- Emblem of Angola
- Appointer: President of the Republic of Angola
- Formation: 14 November 1975
- First holder: Lopo do Nascimento
- Final holder: Paulo Kassoma
- Abolished: 4 February 2010
- Succession: Vice President of Angola

= Prime Minister of Angola =

Former governmental position

The prime minister of Angola was a high government official in Angola re-established by Angola's 1992 constitution with limited powers as deputy head of government. The position was abolished by the 2010 constitution.

Along with the rest of the Council of Ministers, the prime minister was appointed by the president. The position was originally created when Angola achieved independence from Portugal on 11 November 1975, but was abolished in 1978 when President Agostinho Neto consolidated his power. There was no prime minister until 1991, when President José Eduardo dos Santos reinstated the position following a peace agreement with the opposition party.

Under the 1992 constitution, the position of prime minister was introduced as part of the Executive Branch.

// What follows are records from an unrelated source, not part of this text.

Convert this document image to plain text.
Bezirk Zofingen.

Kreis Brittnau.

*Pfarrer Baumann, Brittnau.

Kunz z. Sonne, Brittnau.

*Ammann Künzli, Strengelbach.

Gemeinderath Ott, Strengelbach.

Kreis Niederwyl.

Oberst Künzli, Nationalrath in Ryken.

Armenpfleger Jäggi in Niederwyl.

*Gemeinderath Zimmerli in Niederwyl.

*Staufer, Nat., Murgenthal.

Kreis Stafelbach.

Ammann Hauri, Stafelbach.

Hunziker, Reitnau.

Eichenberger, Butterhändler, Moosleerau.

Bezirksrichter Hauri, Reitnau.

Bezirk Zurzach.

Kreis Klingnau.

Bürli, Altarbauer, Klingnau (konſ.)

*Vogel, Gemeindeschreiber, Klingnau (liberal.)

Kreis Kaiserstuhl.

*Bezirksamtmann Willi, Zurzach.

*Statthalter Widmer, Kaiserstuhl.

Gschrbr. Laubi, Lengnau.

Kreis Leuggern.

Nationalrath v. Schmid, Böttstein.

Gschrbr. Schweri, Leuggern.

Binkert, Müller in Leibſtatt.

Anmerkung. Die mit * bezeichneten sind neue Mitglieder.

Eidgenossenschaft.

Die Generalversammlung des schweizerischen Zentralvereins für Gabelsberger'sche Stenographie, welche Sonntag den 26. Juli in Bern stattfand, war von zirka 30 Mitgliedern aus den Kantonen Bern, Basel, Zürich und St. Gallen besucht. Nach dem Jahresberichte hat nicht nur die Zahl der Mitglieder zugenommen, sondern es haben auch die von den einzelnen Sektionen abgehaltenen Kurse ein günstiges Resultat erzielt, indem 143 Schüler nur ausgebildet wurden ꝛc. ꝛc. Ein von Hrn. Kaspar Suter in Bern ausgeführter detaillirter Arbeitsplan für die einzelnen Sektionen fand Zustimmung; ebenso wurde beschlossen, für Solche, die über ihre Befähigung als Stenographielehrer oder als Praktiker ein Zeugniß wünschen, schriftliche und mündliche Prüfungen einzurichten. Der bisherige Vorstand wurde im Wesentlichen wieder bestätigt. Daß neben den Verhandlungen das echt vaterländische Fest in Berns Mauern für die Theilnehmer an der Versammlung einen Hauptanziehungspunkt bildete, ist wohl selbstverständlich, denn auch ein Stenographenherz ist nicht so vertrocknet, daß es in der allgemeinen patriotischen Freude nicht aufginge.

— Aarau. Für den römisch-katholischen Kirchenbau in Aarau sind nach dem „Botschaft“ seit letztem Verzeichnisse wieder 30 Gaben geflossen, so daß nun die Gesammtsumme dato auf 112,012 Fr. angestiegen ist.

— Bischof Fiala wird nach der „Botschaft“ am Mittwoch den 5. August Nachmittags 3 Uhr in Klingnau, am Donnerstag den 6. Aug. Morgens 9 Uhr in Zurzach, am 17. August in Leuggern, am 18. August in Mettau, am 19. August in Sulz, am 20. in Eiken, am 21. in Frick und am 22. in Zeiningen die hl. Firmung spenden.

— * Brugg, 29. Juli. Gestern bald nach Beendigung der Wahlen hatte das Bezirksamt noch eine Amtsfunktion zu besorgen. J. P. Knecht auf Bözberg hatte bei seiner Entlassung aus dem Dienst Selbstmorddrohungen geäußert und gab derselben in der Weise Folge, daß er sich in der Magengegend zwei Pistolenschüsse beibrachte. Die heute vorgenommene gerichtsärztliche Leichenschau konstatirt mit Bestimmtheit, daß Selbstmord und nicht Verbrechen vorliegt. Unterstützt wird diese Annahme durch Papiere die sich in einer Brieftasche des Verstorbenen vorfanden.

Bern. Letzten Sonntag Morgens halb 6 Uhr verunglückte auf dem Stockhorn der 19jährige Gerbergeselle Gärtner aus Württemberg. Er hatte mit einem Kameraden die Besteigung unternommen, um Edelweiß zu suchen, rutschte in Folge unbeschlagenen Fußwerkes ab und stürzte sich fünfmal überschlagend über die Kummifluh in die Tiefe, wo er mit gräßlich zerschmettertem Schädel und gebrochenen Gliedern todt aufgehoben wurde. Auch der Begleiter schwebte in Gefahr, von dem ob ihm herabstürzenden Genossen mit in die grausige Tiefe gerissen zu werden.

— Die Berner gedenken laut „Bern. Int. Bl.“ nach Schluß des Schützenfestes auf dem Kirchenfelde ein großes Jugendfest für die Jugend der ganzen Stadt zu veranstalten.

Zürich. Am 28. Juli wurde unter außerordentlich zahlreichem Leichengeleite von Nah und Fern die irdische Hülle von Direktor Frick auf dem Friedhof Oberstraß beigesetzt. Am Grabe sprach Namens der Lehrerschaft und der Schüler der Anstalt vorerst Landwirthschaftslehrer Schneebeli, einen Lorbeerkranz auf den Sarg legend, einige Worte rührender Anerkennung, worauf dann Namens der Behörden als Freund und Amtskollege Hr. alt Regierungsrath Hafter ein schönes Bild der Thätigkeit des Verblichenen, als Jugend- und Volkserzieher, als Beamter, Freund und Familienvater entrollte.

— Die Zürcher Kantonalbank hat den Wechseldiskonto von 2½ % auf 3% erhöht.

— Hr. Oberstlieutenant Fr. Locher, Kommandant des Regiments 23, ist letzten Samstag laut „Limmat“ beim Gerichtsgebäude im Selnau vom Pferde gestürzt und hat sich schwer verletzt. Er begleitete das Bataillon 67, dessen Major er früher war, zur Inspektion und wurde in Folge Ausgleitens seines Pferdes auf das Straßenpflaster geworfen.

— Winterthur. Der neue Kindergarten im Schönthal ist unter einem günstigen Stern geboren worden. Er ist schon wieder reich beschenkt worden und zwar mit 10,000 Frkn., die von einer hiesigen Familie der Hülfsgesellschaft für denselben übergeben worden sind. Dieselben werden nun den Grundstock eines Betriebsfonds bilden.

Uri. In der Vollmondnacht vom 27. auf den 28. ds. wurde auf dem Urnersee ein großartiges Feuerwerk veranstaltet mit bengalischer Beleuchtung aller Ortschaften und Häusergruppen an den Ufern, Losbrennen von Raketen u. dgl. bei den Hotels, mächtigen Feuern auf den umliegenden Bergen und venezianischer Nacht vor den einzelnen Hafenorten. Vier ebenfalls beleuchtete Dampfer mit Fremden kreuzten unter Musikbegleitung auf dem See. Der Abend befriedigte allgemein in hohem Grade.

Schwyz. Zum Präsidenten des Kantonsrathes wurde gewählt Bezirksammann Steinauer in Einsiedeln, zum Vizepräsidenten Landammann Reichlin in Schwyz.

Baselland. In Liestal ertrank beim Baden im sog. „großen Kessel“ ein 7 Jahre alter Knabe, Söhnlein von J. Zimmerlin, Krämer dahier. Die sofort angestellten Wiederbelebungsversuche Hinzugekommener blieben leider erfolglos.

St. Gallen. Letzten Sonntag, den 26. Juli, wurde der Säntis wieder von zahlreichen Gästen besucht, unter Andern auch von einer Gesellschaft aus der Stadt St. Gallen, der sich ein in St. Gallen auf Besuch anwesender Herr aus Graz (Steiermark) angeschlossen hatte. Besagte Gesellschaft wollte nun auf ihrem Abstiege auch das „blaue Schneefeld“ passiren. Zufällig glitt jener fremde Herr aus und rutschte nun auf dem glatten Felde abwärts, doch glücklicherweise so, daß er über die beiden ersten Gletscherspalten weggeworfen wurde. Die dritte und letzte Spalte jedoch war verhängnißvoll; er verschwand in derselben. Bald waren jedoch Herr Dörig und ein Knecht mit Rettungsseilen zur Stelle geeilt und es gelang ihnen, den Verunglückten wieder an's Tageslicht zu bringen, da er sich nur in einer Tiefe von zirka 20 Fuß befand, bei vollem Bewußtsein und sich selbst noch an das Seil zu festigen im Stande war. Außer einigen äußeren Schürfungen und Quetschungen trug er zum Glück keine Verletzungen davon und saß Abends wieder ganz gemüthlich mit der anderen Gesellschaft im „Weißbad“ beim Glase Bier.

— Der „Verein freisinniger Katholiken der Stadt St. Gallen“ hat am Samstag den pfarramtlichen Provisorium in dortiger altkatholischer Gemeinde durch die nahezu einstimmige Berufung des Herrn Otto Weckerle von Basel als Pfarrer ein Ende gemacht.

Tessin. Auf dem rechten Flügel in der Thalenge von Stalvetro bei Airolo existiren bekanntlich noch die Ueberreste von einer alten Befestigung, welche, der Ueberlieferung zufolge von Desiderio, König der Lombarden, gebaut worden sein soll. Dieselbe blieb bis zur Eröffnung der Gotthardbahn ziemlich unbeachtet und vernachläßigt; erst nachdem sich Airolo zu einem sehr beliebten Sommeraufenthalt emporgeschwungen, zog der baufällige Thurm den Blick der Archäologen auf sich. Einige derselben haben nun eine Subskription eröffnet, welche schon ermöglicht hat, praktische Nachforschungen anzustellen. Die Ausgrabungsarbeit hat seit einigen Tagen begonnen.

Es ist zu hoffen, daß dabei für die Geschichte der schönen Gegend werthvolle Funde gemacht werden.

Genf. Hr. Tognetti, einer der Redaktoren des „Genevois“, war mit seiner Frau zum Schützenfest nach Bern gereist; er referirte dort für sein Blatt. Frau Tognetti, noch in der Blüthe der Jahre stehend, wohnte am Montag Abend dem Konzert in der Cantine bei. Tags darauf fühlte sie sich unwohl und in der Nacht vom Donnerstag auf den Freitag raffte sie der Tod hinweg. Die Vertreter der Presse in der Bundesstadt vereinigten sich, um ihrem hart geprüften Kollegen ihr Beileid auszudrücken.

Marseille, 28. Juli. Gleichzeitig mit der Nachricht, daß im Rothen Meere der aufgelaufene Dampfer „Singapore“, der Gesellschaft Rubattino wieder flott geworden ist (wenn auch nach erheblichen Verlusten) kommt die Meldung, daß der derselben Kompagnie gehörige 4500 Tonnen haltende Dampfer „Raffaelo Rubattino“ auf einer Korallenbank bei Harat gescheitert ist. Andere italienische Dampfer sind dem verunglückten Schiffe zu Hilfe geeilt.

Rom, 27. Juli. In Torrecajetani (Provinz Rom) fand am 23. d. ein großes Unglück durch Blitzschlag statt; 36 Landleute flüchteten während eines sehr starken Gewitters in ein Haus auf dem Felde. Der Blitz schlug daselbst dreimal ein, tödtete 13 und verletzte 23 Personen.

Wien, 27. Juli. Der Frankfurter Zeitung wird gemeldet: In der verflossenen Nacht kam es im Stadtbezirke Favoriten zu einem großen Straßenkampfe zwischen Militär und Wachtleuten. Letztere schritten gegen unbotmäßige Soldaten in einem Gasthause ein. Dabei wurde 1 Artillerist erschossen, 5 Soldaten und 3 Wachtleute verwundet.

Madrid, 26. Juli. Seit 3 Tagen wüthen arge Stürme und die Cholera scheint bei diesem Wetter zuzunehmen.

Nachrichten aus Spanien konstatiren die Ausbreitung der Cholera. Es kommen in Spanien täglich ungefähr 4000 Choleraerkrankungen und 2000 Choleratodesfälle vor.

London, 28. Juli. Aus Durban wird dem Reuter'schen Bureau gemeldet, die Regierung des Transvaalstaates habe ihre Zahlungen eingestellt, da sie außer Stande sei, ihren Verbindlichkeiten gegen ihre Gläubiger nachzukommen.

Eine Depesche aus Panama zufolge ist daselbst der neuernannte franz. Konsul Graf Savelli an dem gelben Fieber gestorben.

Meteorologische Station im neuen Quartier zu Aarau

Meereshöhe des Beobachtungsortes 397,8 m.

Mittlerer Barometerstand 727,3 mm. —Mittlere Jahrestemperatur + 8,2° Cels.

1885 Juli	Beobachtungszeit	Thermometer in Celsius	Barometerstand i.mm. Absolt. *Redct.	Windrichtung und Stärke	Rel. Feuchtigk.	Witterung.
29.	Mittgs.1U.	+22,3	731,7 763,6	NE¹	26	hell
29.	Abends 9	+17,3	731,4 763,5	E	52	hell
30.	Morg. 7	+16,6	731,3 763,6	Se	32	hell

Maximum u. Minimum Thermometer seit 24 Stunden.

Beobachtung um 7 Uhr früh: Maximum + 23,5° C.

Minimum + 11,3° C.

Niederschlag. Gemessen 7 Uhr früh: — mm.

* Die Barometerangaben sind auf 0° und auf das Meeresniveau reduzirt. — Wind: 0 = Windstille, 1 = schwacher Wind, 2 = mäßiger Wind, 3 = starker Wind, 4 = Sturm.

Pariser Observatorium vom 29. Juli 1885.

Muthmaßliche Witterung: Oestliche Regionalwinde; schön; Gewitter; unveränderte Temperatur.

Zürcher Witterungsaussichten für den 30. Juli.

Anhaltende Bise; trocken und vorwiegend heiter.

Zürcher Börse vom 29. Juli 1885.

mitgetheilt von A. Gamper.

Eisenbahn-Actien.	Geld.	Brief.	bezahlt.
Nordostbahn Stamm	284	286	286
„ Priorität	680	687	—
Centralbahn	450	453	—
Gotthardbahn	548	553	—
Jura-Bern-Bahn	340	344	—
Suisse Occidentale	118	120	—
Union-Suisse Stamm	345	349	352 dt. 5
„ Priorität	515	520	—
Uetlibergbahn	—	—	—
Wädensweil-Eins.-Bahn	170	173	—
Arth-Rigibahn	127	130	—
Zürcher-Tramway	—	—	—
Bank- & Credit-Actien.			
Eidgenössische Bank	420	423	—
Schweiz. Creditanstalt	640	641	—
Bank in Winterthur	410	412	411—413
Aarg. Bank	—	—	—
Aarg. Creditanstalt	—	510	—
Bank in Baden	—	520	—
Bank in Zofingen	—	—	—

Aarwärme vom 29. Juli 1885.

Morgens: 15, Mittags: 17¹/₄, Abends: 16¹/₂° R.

The prime minister was appointed by the president, with consultation from the legislature. The prime minister could be dismissed by the president. The prime minister's role, as laid out by the 1992 constitution, was to "direct, conduct and coordinate the general activity of the Government", and reported to the president.

The post was vacant between 1999 and 2002.

The post was again abolished in the 2010 constitution, which the replaced the prime minister position with a vice-president instead. The functions of the prime minister were integrated into the office of the president, who is appointed via the legislative elections, but is not subject to the confidence of the parliamentary majority like a prime minister is.